The company is developing a UKO Family product at a site in Glebe, which would create a community for single parents and couples with young children, with childcare on site.

Ms Dracup said co-living offered environmental benefits, since a traditional apartment was about 70 square metres, while a co-living apartment was more like 30 square metres with access to communal space.

“There’s the potential for lower land use, less material used in construction, shared facilities that will again reduce the consumption of electricity and water, and more efficient utilisation of space,” Ms Dracup said.

“Those communal spaces are likely to be used for more hours of the day than a typical apartment or house.”

The business of co-living

Most co-living spaces in Australia are governed by boarding house regulations. However, co-living could be a good opportunity for the nascent built-to-rent sector.

Mr Fernon said tax laws hampered the build-to-rent sector in Australia because there was an incentive for developers to sell stock and recoup GST.

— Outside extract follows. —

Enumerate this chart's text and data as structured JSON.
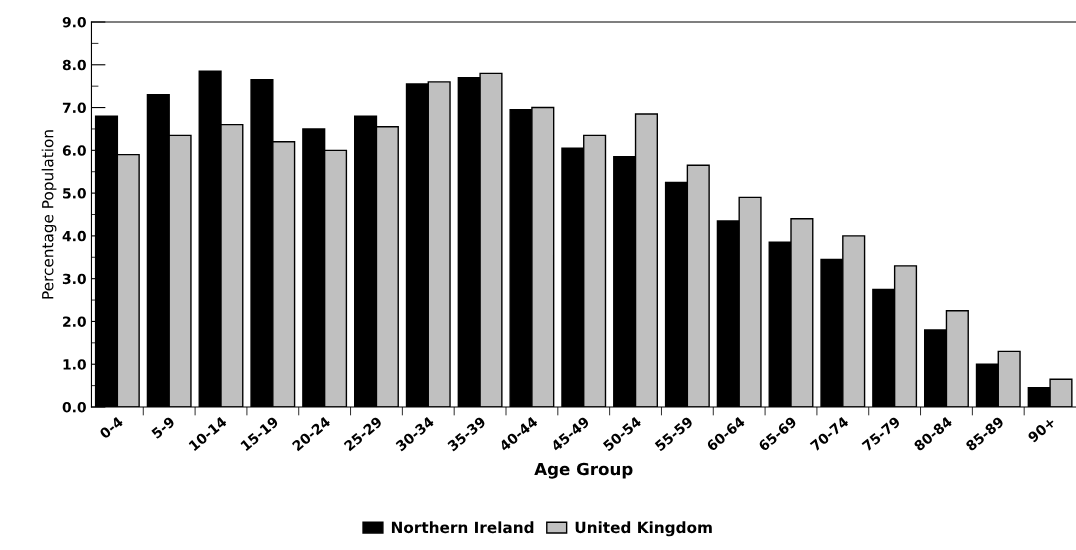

He said Labor’s plans to reduce the tax on managed investment trusts in build-to-rent sector from 30 per cent to 15 per cent would help, bringing residential property in line with commercial property.

With the property downturn, a number of developers had half-sold their buildings, but Mr Fernon said UKO would only consider co-living spaces at sites where it controlled the entire building, either owning it outright or through a long-term lease.